Yine HDP’li belediyelere yönelik kayyım atamalarını, halkın iradesinin gasp edilmesini anlatacaklarını belirten Muazzez, dördüncü haftada ise kadın kırımına dikkat çekmek ve bununla ilgili mücadeleyi kadın örgütleriyle güçlendirmek için eylem ve etkinlikler yapılacağını belirtti. 
 
‘Acil bir ihtiyaçtı’
 
Kampanyanın, bu süreçte ele alınması gereken acil bir ihtiyaç olduğunu dile getiren Muazzez, “Böylesi hak ihlallerinin yaşandığı, işsizliğin, yoksulluğun arttığı bir süreçte alelacele iktidarın infaz yasasını ve istismar yasasını devreye sokması ister istemez bu ihtiyacı doğurdu. Kampanyanın yerini bulacağını, iktidarın bu ikili maskesini düşüreceğini biliyoruz. Kampanyanın iktidarın eril sistemini ifşa edeceğini ve bunun önünde durabileceğini biliyoruz, bu sisteme karşı toplumsal örgütlülüğü örebileceğini de görüyoruz” sözlerini kullandı. 
 
‘Bu süreçte de en fazla zararı kadınlar gördü’ 
 
2016 yılında “istismar affı”nın Meclis’e getirilmesine karşı tüm kadınların ayağa kalkmasıyla iktidarın geri attım attığını hatırlatan Muazzez, yeniden gündeme getirilen tasarıya karşı ses çıkarmanın tam zamanı olduğuna işaret etti. Salgın sürecinde kadınların daha çok eve hapsolduğunu, şiddetin de arttığını vurgulayan Muazzez, kayyım atamaları, infaz yasası ile kadınların ikinci kez şiddetle yüz yüze bırakıldığını kaydetti. AKP iktidarının kadınlar için gerekli tedbirleri almadığını, tüm çağrılara rağmen önleyici acil eylem planları gerçekleştirmeden, infaz yasasını çıkardığını belirten Muazzez, “Bu süreçte yine en fazla kadınlar zarar gördü” şeklinde konuştu.  
 
‘Barışçıl çözüm için ittifaklar yaparız’
 
Erken seçim tartışmalarının önünü kapatmak için iktidarın sürekli gündem değiştirmeye çalıştığını ifade eden Muazzez, “Olası erken seçimde bir ittifak olacaksa bunu her zaman söylediğimiz gibi açık ve gerçekten demokratik talepler üzerinden yapacağız.
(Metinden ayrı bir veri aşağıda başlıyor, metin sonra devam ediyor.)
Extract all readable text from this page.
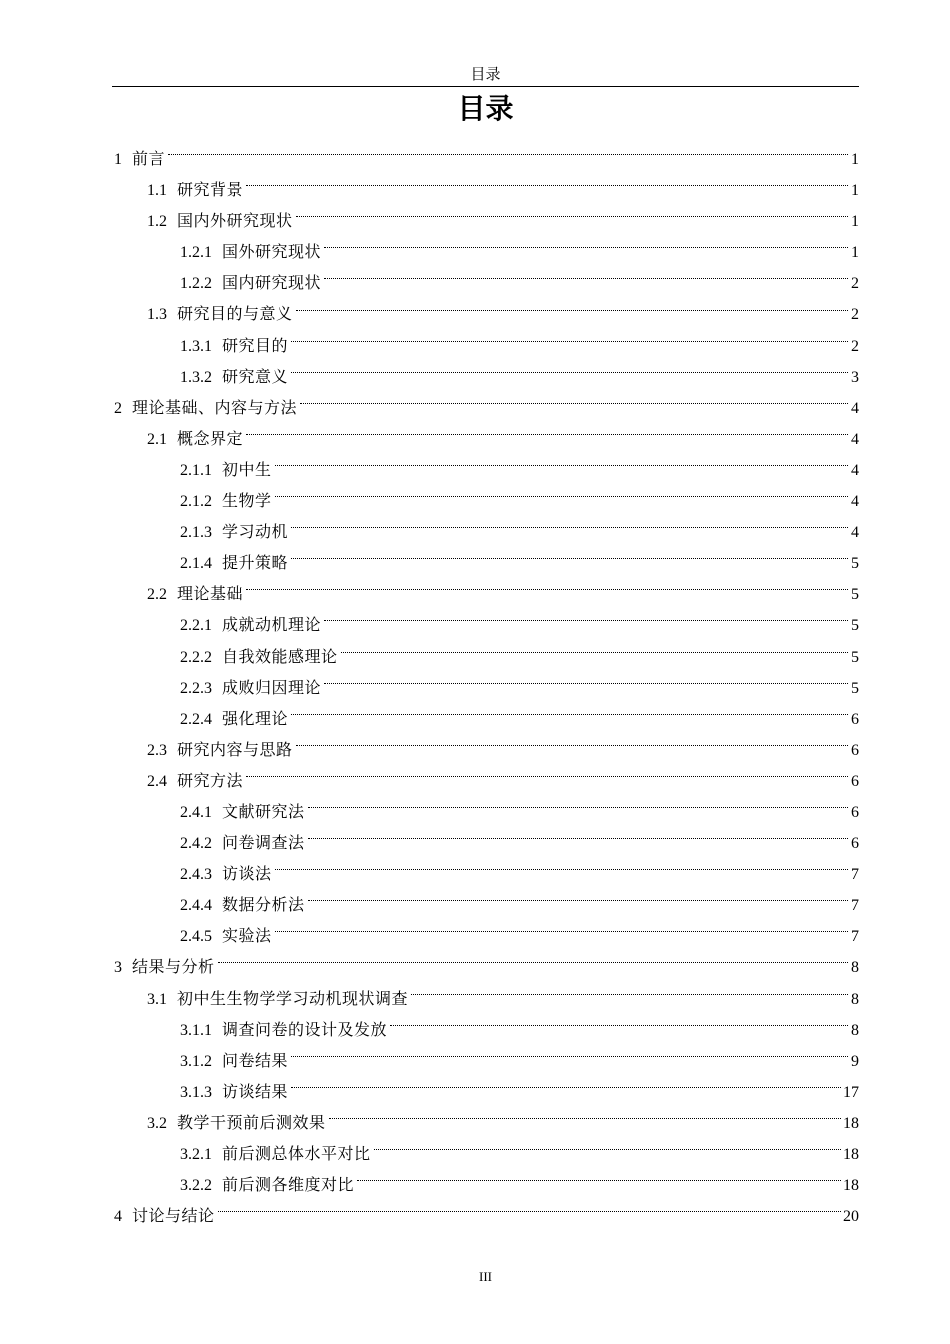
目录
目录
1 前言	1
1.1 研究背景	1
1.2 国内外研究现状	1
1.2.1 国外研究现状	1
1.2.2 国内研究现状	2
1.3 研究目的与意义	2
1.3.1 研究目的	2
1.3.2 研究意义	3
2 理论基础、内容与方法	4
2.1 概念界定	4
2.1.1 初中生	4
2.1.2 生物学	4
2.1.3 学习动机	4
2.1.4 提升策略	5
2.2 理论基础	5
2.2.1 成就动机理论	5
2.2.2 自我效能感理论	5
2.2.3 成败归因理论	5
2.2.4 强化理论	6
2.3 研究内容与思路	6
2.4 研究方法	6
2.4.1 文献研究法	6
2.4.2 问卷调查法	6
2.4.3 访谈法	7
2.4.4 数据分析法	7
2.4.5 实验法	7
3 结果与分析	8
3.1 初中生生物学学习动机现状调查	8
3.1.1 调查问卷的设计及发放	8
3.1.2 问卷结果	9
3.1.3 访谈结果	17
3.2 教学干预前后测效果	18
3.2.1 前后测总体水平对比	18
3.2.2 前后测各维度对比	18
4 讨论与结论	20
III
Ülkenin demokratikleşmesi, barış, kadın özgürlüğü, irade özgürlüğü, halkların birlikteliği, Kürt sorununun barışçıl çözümü için açık ittifaklar yapmaya hazırız. Sürekli farklı iddialarla kapalı kapılar ardından birileriyle ittifak yapmış bir parti olarak gösteriliyoruz. Bunu da yerel seçimlerde yenilgiye uğrayan AKP'nin yaratmak istediği bir algı olduğunun farkındayız. Ama olası erken seçimde ittifaklar yapılacaksa, kamuoyunun gözü önünde,  taleplerimizi ortaya koyarak olacak” diye konuştu.